Definitely you can transfer that very well. Anyone who operates a plant struggles with maintenance and repair. Most of the time it doesn’t work as planned – but failures always happen at the worst times. If you still measure manually today, if you invest a lot of time to generate condition monitoring data, I would say in very modest self-interest: Then the first step is to have the data digitally; to attach this to the machine very simply. Then this can really be a super transfer point for our system. Many also start with something like a proof of concept; with a system, try that out and are excited about it, and roll it out across individual sites at different facilities. Or even across the different sites. That’s kind of the progression we see with our customers. This is, of course, quite nice to observe, and can be adapted to any type of plant that needs to be maintained in any way.

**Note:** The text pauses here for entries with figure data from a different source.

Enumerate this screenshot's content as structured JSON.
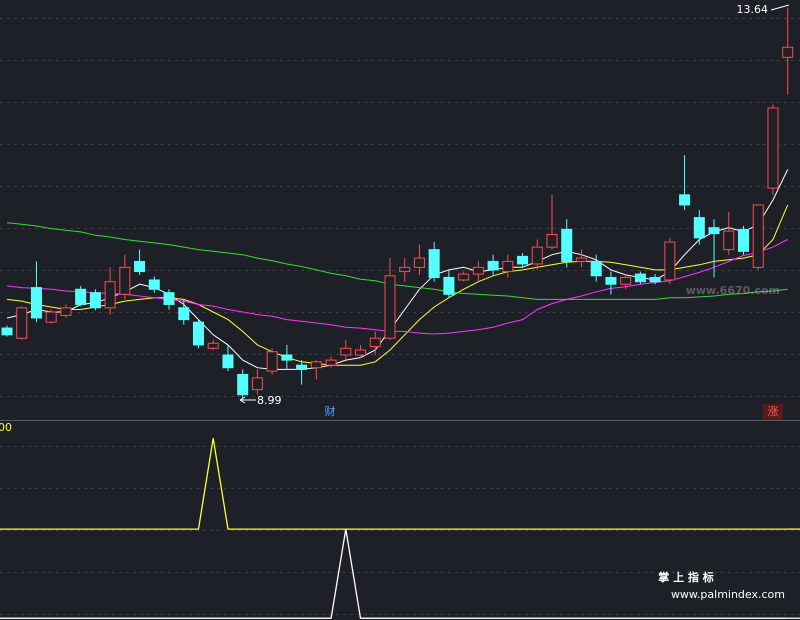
{
  "chart_data": {
    "type": "candlestick",
    "up_color": "#ff4a4a",
    "down_color": "#54ffff",
    "ylim": [
      8.75,
      13.73
    ],
    "candles": {
      "open": [
        9.84,
        9.72,
        10.32,
        9.91,
        9.99,
        10.3,
        10.26,
        10.08,
        10.24,
        10.63,
        10.41,
        10.26,
        10.08,
        9.91,
        9.6,
        9.52,
        9.29,
        9.11,
        9.33,
        9.52,
        9.4,
        9.37,
        9.4,
        9.52,
        9.52,
        9.62,
        9.72,
        10.51,
        10.56,
        10.77,
        10.44,
        10.41,
        10.48,
        10.63,
        10.51,
        10.69,
        10.6,
        10.8,
        11.01,
        10.63,
        10.63,
        10.44,
        10.36,
        10.48,
        10.44,
        10.41,
        11.42,
        11.15,
        11.03,
        10.77,
        11.01,
        10.56,
        11.5,
        13.05
      ],
      "high": [
        9.87,
        10.1,
        10.63,
        10.06,
        10.12,
        10.34,
        10.3,
        10.56,
        10.71,
        10.77,
        10.45,
        10.3,
        10.18,
        9.94,
        9.7,
        9.64,
        9.35,
        9.35,
        9.6,
        9.64,
        9.46,
        9.46,
        9.5,
        9.7,
        9.64,
        9.8,
        10.67,
        10.67,
        10.83,
        10.86,
        10.53,
        10.51,
        10.63,
        10.71,
        10.71,
        10.73,
        10.89,
        11.42,
        11.13,
        10.77,
        10.71,
        10.51,
        10.48,
        10.51,
        10.48,
        10.91,
        11.89,
        11.24,
        11.13,
        11.22,
        11.05,
        11.3,
        12.49,
        13.64
      ],
      "low": [
        9.74,
        9.7,
        9.91,
        9.89,
        9.96,
        10.1,
        10.05,
        10.0,
        10.18,
        10.47,
        10.26,
        10.06,
        9.88,
        9.6,
        9.58,
        9.33,
        8.99,
        9.05,
        9.29,
        9.35,
        9.17,
        9.23,
        9.37,
        9.46,
        9.48,
        9.52,
        9.7,
        10.39,
        10.47,
        10.39,
        10.2,
        10.39,
        10.39,
        10.47,
        10.44,
        10.56,
        10.53,
        10.77,
        10.56,
        10.56,
        10.39,
        10.24,
        10.3,
        10.36,
        10.36,
        10.36,
        11.24,
        10.83,
        10.44,
        10.71,
        10.71,
        10.53,
        11.42,
        12.61
      ],
      "close": [
        9.76,
        10.08,
        9.96,
        10.03,
        10.08,
        10.12,
        10.08,
        10.39,
        10.56,
        10.51,
        10.3,
        10.12,
        9.94,
        9.64,
        9.66,
        9.37,
        9.05,
        9.25,
        9.56,
        9.46,
        9.35,
        9.44,
        9.46,
        9.6,
        9.58,
        9.72,
        10.46,
        10.56,
        10.67,
        10.44,
        10.24,
        10.48,
        10.56,
        10.53,
        10.63,
        10.6,
        10.8,
        10.95,
        10.63,
        10.67,
        10.46,
        10.36,
        10.44,
        10.39,
        10.39,
        10.86,
        11.3,
        10.91,
        10.96,
        10.99,
        10.75,
        11.3,
        12.45,
        13.17
      ]
    },
    "moving_averages": [
      {
        "color": "#ffffff",
        "values": [
          9.96,
          10.0,
          10.06,
          10.03,
          10.03,
          10.12,
          10.14,
          10.2,
          10.27,
          10.36,
          10.32,
          10.24,
          10.12,
          9.94,
          9.76,
          9.64,
          9.46,
          9.37,
          9.35,
          9.35,
          9.35,
          9.37,
          9.4,
          9.46,
          9.49,
          9.58,
          9.82,
          10.06,
          10.3,
          10.47,
          10.53,
          10.56,
          10.51,
          10.53,
          10.56,
          10.56,
          10.63,
          10.71,
          10.75,
          10.71,
          10.65,
          10.53,
          10.47,
          10.44,
          10.41,
          10.51,
          10.71,
          10.89,
          10.98,
          11.03,
          10.98,
          11.07,
          11.36,
          11.72
        ]
      },
      {
        "color": "#ffff33",
        "values": [
          10.18,
          10.16,
          10.12,
          10.09,
          10.06,
          10.06,
          10.09,
          10.12,
          10.16,
          10.18,
          10.2,
          10.2,
          10.18,
          10.12,
          10.03,
          9.94,
          9.8,
          9.64,
          9.56,
          9.49,
          9.44,
          9.42,
          9.4,
          9.4,
          9.4,
          9.44,
          9.58,
          9.76,
          9.94,
          10.09,
          10.2,
          10.3,
          10.39,
          10.46,
          10.51,
          10.53,
          10.56,
          10.59,
          10.62,
          10.63,
          10.63,
          10.62,
          10.59,
          10.56,
          10.53,
          10.53,
          10.56,
          10.59,
          10.63,
          10.65,
          10.67,
          10.71,
          10.89,
          11.3
        ]
      },
      {
        "color": "#ff33ff",
        "values": [
          10.34,
          10.32,
          10.31,
          10.3,
          10.28,
          10.27,
          10.26,
          10.25,
          10.24,
          10.22,
          10.2,
          10.18,
          10.16,
          10.12,
          10.1,
          10.06,
          10.03,
          10.0,
          9.98,
          9.94,
          9.92,
          9.9,
          9.88,
          9.85,
          9.84,
          9.82,
          9.8,
          9.8,
          9.78,
          9.77,
          9.78,
          9.8,
          9.82,
          9.85,
          9.9,
          9.94,
          10.06,
          10.13,
          10.18,
          10.22,
          10.27,
          10.31,
          10.33,
          10.36,
          10.38,
          10.4,
          10.45,
          10.5,
          10.56,
          10.63,
          10.7,
          10.74,
          10.8,
          10.89
        ]
      },
      {
        "color": "#33dd33",
        "values": [
          11.09,
          11.07,
          11.05,
          11.02,
          11.0,
          10.98,
          10.94,
          10.92,
          10.89,
          10.87,
          10.85,
          10.83,
          10.8,
          10.77,
          10.75,
          10.73,
          10.71,
          10.67,
          10.64,
          10.6,
          10.57,
          10.53,
          10.49,
          10.46,
          10.42,
          10.4,
          10.36,
          10.34,
          10.32,
          10.3,
          10.27,
          10.25,
          10.24,
          10.23,
          10.22,
          10.2,
          10.18,
          10.18,
          10.18,
          10.18,
          10.18,
          10.18,
          10.18,
          10.18,
          10.18,
          10.2,
          10.2,
          10.21,
          10.22,
          10.24,
          10.25,
          10.27,
          10.28,
          10.3
        ]
      }
    ],
    "annotations": {
      "high": "13.64",
      "low": "8.99",
      "marks": [
        {
          "text": "财",
          "color": "#4aa8ff"
        },
        {
          "text": "涨",
          "color": "#ff5555"
        }
      ]
    },
    "indicator": {
      "label": "00",
      "ylim": [
        -1.0,
        1.2
      ],
      "lines": [
        {
          "color": "#ffff33",
          "values": [
            0,
            0,
            0,
            0,
            0,
            0,
            0,
            0,
            0,
            0,
            0,
            0,
            0,
            0,
            1,
            0,
            0,
            0,
            0,
            0,
            0,
            0,
            0,
            0,
            0,
            0,
            0,
            0,
            0,
            0,
            0,
            0,
            0,
            0,
            0,
            0,
            0,
            0,
            0,
            0,
            0,
            0,
            0,
            0,
            0,
            0,
            0,
            0,
            0,
            0,
            0,
            0,
            0,
            0
          ]
        },
        {
          "color": "#ffffff",
          "values": [
            -0.98,
            -0.98,
            -0.98,
            -0.98,
            -0.98,
            -0.98,
            -0.98,
            -0.98,
            -0.98,
            -0.98,
            -0.98,
            -0.98,
            -0.98,
            -0.98,
            -0.98,
            -0.98,
            -0.98,
            -0.98,
            -0.98,
            -0.98,
            -0.98,
            -0.98,
            -0.98,
            0,
            -0.98,
            -0.98,
            -0.98,
            -0.98,
            -0.98,
            -0.98,
            -0.98,
            -0.98,
            -0.98,
            -0.98,
            -0.98,
            -0.98,
            -0.98,
            -0.98,
            -0.98,
            -0.98,
            -0.98,
            -0.98,
            -0.98,
            -0.98,
            -0.98,
            -0.98,
            -0.98,
            -0.98,
            -0.98,
            -0.98,
            -0.98,
            -0.98,
            -0.98,
            -0.98
          ]
        }
      ]
    },
    "watermarks": [
      "www.6670.com",
      "掌 上 指 标",
      "www.palmindex.com"
    ]
  }
}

I think if there are listeners now who have similar challenges who would like to discuss – off-topic if you like – with you, Robert, or even together: I think you are reachable via LinkedIn, I will link that accordingly in the show notes. Otherwise also via Balluff directly. Listeners are welcome to contact there. Incidentally, we have presented two really exciting cases that also go in this direction, with the Schaeffler company – this is about the Schaeffler plants being networked – and the Liebherr company. So feel free to listen in there as well, with two similar topics; it’s just as much about heterogeneous-shopfloors connectivity. A very exciting environment. Robert, do you want to add anything? What else is coming up for you in the future?
We are in really startup-like structures in my team. Through the cloud and our IIoT-enabled components, we have continuous upgrades that we deliver and ship. I can’t tease too much yet, but there will always be new exciting things to come. I’m also super interested in exchange and customer feedback, and in adding new topics to the roadmap at any time.